General characteristics
- Type: Steamer
- Displacement: 294 long tons (299 t)
- Length: 200 ft 6 in (61.11 m)
- Beam: 18 ft 6 in (5.64 m)
- Draft: 8 ft (2.4 m)
- Propulsion: Steam engine; side wheel-propelled;
- Speed: 9 kn (10 mph; 17 km/h)
- Complement: 67
- Armament: 2 × 24-pounder howitzers

= USS Clyde (1863) =

Gunboat of the United States Navy

USS Clyde was a paddle steamer captured by the Union Navy during the American Civil War, and commissioned to patrol Florida waters. She had been built in 1861 in Glasgow, Scotland as the Clyde passenger steamer Neptune, but sold in 1863 to become a blockade runner, making two successful round trips to Mobile, Alabama before capture. After the war she was sold to mercantile interests as Indian River, but lost shortly afterwards.

== River Clyde ==
The iron-hulled Neptune was launched in 1861 at the shipyard of Robert Napier and Sons at Govan for James S. Napier and James McIntyre, Glasgow.
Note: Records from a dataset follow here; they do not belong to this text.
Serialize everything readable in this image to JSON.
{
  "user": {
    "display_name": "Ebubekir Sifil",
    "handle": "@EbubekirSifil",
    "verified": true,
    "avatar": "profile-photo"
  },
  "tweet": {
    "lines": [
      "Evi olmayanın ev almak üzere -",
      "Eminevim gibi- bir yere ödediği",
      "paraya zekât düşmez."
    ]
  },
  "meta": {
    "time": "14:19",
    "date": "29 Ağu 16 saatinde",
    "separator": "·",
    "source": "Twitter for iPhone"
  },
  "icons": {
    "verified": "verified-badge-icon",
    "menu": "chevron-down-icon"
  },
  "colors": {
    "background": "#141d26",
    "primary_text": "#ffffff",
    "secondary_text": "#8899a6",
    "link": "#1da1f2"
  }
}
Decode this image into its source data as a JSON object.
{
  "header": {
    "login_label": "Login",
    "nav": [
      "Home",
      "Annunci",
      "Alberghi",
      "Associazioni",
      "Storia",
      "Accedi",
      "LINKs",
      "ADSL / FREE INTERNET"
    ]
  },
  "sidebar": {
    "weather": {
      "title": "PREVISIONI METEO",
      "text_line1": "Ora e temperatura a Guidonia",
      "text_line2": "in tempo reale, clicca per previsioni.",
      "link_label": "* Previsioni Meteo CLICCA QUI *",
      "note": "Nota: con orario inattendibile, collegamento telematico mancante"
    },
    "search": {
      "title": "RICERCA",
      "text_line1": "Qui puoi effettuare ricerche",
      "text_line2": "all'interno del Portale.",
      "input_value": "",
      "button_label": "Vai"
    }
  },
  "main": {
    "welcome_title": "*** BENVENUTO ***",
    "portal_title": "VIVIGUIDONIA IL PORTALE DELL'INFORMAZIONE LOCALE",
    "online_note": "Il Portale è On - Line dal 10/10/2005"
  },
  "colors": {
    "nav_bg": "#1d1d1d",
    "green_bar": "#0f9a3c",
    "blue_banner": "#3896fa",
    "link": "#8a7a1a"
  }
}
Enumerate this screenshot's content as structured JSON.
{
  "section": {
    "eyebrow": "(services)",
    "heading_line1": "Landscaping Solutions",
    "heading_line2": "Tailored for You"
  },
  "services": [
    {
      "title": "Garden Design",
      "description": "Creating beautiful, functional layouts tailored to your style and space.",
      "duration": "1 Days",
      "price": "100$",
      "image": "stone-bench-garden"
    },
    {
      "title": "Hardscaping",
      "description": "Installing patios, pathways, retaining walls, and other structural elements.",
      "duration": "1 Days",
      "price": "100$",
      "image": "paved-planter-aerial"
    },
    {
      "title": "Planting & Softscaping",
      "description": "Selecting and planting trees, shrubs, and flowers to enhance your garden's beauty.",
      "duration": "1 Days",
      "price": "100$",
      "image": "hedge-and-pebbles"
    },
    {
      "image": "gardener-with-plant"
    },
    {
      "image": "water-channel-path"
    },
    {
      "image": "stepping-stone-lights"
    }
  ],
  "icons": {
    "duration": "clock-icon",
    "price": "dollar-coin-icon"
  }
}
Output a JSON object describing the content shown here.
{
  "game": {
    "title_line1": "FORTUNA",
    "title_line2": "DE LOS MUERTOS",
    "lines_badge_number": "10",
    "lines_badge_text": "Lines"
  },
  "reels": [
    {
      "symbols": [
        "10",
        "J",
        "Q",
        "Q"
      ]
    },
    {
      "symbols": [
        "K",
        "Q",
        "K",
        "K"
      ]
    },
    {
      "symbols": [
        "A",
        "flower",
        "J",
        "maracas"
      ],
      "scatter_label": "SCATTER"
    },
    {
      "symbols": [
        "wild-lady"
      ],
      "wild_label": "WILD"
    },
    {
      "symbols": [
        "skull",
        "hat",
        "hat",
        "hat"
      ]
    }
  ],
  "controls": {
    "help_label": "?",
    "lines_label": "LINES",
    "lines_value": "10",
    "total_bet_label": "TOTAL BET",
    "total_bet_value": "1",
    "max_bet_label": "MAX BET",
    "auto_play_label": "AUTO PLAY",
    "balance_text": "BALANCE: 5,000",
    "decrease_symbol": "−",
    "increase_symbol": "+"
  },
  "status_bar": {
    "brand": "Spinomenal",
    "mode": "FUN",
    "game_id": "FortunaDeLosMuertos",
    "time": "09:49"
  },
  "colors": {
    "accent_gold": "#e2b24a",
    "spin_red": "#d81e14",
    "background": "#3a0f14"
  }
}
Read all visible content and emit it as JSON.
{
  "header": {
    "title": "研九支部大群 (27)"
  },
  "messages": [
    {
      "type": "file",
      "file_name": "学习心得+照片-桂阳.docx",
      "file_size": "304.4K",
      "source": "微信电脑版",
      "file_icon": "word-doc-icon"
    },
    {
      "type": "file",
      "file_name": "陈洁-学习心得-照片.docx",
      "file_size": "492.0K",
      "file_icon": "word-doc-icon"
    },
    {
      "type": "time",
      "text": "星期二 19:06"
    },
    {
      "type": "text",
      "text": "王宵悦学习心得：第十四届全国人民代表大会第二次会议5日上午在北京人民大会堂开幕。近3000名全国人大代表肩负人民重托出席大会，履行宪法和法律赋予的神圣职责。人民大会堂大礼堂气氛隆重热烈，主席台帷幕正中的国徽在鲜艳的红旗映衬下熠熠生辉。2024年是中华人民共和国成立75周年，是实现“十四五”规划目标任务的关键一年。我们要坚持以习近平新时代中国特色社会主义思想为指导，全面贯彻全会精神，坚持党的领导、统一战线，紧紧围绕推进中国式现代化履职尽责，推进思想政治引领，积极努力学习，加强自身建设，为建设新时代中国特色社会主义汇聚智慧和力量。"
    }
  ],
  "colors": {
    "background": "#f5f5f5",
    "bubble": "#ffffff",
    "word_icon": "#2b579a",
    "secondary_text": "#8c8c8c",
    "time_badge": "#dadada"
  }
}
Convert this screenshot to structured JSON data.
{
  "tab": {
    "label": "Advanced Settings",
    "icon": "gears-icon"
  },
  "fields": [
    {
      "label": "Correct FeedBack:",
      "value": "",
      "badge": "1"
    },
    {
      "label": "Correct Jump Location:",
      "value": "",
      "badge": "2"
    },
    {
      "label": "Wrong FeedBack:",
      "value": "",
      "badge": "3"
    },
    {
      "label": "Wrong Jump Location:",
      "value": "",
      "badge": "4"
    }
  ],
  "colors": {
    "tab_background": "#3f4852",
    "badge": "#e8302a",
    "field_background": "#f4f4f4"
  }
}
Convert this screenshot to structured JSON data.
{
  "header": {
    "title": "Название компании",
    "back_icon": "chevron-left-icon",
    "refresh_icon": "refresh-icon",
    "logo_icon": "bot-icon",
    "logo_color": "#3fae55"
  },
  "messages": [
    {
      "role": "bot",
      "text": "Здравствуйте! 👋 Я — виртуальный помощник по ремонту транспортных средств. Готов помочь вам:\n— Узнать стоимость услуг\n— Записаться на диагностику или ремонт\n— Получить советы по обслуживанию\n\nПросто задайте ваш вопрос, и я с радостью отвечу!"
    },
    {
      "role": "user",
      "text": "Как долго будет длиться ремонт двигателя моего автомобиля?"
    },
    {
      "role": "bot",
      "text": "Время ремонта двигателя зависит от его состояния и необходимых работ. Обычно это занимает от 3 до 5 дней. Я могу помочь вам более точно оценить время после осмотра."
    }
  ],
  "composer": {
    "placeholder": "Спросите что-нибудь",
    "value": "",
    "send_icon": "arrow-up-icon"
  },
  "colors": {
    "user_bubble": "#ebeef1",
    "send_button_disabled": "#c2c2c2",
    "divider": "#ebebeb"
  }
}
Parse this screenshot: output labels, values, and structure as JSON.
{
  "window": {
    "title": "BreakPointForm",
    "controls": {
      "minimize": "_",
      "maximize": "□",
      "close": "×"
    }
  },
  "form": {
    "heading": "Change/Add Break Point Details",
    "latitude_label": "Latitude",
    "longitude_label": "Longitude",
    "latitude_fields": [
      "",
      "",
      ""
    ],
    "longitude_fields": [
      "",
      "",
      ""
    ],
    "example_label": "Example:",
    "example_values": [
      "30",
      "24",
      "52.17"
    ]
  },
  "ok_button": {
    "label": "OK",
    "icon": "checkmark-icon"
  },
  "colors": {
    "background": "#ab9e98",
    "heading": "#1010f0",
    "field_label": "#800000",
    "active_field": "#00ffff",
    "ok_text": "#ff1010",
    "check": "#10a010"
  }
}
She was 211.7 ft long, 18.8 ft in breadth and 8.2 ft deep and measured 260 tons burthen, 200 grt and 126 nrt. The ship was powered by a two-cylinder diagonal direct-acting steam engine, rated at 100 nhp and 995 ihp, also made by Napier, and driving a pair of side paddles. On trials on 31 May 1861 Neptune was recorded in the shipyard's records as achieving 17.63 kn knots, making her "the fastest steamer afloat".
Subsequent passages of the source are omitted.